BlogYCExperienceAdvice · · 2 min read

YC Takeaways: What I Learned from the Experience

Edward Frazer
Written by Edward Frazer

A reflection on my time at YC and the key takeaways that can help other aspiring entrepreneurs.

YC Takeaways: What I Learned from the Experience

The YC Experience

DryMerge has officially finished the Y Combinator W24 batch!

This has been an insane experience. Definitely one of the hardest periods in my life, with tons of ups and downs, wins, losses, and everything in between. I learned a ton. Here’s 3 takeaways.

1. You need to talk to, and understand, people.

I’m a pretty young founder – I dropped out of Yale to build the company and my cofounder Sam had just graduated from the University of Wisconsin. I knew very little about how people worked, what problems they had, or how to solve those problems — and importantly, I didn’t care — I figured it’d be enough to build cool technology and watch the users appear out of thin air. It wasn’t until midway through the batch that we realized ‘cool tech’ is a useless value proposition — it took talking to over 100 people from various segments like Customer Success, Support, other Founders, etc. before we had a concrete idea of what people’s actual workflows looked like, and it was only then that we began to build something valuable.

2. You really need to take care of yourself.

Sam and I have been working full time on DryMerge since September of last year. Initially, we spent a ridiculous amount of time coding with no breaks, outside social interaction, exercise, and limited sleep. Startups are really hard, but they are also marathons, not sprints. Counterintuitively, my productivity increased significantly as soon as I got back to a consistent health routine and got a full 8 hours of sleep; burnout is the startup killer.

3. You improve fastest by building with ambitious people.

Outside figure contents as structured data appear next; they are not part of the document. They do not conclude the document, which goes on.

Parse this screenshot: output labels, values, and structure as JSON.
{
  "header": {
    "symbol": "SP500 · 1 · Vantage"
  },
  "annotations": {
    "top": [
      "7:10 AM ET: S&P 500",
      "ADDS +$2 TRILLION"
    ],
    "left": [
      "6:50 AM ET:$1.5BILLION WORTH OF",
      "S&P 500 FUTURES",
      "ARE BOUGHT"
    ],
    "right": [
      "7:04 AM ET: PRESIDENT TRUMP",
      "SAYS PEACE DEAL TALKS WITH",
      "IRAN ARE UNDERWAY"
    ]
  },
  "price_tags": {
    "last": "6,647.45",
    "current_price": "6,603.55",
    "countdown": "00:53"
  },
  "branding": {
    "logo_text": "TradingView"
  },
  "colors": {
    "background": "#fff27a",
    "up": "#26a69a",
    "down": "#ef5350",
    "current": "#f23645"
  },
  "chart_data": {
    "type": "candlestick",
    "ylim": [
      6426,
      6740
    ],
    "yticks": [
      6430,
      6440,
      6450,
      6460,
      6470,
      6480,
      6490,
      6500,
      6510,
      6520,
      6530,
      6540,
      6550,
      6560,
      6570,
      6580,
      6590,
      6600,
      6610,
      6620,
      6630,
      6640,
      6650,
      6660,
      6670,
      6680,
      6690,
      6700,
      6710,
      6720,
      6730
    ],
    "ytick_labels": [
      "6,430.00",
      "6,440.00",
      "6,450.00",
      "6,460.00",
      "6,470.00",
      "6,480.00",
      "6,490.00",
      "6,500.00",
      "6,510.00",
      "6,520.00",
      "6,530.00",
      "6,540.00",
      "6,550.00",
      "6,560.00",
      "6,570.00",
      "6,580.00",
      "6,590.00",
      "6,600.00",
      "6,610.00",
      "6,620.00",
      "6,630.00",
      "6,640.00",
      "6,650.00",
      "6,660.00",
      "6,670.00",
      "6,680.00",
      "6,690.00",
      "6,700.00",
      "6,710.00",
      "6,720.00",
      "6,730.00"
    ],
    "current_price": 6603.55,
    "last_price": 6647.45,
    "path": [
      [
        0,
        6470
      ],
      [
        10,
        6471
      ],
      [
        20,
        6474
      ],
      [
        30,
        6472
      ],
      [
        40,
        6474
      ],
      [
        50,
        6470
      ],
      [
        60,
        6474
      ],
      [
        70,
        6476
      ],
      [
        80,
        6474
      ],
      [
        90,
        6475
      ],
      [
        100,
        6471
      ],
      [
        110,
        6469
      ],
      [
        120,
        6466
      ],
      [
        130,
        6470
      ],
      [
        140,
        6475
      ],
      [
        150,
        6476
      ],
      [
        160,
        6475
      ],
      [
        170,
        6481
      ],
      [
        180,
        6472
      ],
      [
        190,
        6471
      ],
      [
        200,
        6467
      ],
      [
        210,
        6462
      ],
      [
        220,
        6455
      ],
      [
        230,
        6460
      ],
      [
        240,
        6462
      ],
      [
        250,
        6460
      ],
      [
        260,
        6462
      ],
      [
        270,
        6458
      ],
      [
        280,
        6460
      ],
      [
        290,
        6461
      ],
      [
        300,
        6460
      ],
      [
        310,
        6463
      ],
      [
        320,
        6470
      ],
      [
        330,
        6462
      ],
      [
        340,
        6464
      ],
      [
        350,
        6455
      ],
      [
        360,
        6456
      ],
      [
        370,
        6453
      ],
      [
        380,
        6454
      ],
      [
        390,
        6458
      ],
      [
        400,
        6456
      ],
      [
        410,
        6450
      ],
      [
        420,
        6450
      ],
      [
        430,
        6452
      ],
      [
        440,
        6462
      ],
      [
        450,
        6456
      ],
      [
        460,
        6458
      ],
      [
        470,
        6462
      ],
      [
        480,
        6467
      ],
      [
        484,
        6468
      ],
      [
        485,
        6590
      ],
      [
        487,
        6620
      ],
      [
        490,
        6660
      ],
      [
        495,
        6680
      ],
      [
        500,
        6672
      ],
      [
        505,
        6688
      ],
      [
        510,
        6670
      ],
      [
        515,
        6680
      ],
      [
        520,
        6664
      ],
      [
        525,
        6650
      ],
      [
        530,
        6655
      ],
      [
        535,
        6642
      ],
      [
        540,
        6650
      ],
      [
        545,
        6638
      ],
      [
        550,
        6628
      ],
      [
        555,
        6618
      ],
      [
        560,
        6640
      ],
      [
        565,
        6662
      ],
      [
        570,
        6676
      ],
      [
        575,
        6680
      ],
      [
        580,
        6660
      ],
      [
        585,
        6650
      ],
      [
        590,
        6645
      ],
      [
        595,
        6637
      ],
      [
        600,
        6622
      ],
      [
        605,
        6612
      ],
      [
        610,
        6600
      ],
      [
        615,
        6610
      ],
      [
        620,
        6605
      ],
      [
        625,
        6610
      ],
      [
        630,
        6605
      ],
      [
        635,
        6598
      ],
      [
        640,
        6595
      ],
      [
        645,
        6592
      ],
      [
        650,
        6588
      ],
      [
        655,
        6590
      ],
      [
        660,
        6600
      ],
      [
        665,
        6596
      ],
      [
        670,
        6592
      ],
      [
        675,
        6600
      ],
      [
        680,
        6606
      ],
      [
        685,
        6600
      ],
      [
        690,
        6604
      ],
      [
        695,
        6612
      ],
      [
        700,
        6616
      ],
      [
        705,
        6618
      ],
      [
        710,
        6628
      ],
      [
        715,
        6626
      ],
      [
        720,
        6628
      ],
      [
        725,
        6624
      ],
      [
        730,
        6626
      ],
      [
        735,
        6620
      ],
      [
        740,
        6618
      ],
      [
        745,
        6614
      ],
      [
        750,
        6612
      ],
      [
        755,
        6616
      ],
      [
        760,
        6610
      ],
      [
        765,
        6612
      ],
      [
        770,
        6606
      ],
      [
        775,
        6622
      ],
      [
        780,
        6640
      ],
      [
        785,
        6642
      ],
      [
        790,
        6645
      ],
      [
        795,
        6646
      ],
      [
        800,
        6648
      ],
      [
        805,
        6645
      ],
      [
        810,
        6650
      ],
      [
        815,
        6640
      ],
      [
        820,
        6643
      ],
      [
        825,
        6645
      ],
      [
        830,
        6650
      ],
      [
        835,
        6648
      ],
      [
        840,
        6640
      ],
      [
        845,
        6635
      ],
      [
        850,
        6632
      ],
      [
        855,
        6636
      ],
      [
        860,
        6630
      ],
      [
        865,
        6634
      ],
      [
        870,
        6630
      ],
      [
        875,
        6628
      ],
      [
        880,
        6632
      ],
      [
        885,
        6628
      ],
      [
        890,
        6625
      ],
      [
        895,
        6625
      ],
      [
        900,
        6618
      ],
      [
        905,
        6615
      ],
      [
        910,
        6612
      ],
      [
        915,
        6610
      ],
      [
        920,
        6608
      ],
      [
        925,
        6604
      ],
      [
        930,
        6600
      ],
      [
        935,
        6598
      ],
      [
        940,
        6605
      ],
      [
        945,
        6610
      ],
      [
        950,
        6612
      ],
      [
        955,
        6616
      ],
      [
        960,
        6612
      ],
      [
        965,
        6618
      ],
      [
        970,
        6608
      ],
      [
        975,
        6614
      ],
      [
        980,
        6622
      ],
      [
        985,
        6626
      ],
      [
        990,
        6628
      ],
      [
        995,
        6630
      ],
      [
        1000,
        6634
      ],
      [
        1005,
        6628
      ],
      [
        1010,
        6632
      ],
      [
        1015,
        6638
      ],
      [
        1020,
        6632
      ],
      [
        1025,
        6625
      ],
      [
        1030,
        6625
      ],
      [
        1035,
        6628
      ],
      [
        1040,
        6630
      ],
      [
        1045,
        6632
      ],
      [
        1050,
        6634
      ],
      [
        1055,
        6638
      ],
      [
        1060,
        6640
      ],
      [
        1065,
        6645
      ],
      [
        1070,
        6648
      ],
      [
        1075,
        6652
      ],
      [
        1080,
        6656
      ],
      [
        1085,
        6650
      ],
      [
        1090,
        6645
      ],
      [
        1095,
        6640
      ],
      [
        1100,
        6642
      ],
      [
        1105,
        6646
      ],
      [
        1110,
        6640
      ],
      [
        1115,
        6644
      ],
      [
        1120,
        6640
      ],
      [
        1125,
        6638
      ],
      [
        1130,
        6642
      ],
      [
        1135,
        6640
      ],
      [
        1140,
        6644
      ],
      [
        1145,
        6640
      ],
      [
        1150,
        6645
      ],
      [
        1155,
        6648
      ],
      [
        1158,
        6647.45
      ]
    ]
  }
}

Sam and I spent 3 months with people building what will become some of the biggest companies on planet Earth. Learning from them not just about their tech, but how they think, process, and work, was invaluable.

I have so much thanks for my cofounder Samuel Brashears for being incredible, and I also want to thank our group partners Jared Friedman and Nate Smith for the (genuinely transformative) advice and support.

Shoutout to every single YC founder I interacted with during the batch. Here’s a short list of people that were a joy to talk to and who I learned an incredible amount from: Adam Skrocki, Aditya Ganapathi, Aiden Bai, Alaz Sengul, Anna Monaco, Blake Rouse, Cameron Flannery, Chris Weaver, Claire Lee, Claire Oxner, Dallin Bentley, Daniel Farina, Deniz Kavi, Di Qi, Evan Kay, Hayden Housen, James Galbraith, Jenica Zhong, Jessica F., Josh Passell, Karun Kaushik, Kathleen Brandes, Martin Hunt, Matthew Wildoer, Mohamed Khalifa, Narayan Powderly, Owen Colegrove, Rachel Lee, Rosalind Shinkle, Ryan Ali, Ryan Tremblay, Sean Isom, Selin Kocalar, Sherry Liu, Umur Cubukcu, Yuhong Sun, and many more.

Conclusion

YC was a life-changing experience that taught me invaluable lessons about building a startup. By focusing on the right metrics, building something people want, iterating quickly, leveraging the YC network, and staying resilient, we were able to navigate the challenges and come out stronger on the other side.

If you’re considering applying to YC or are currently going through the program, I hope these takeaways help you on your journey. Good luck!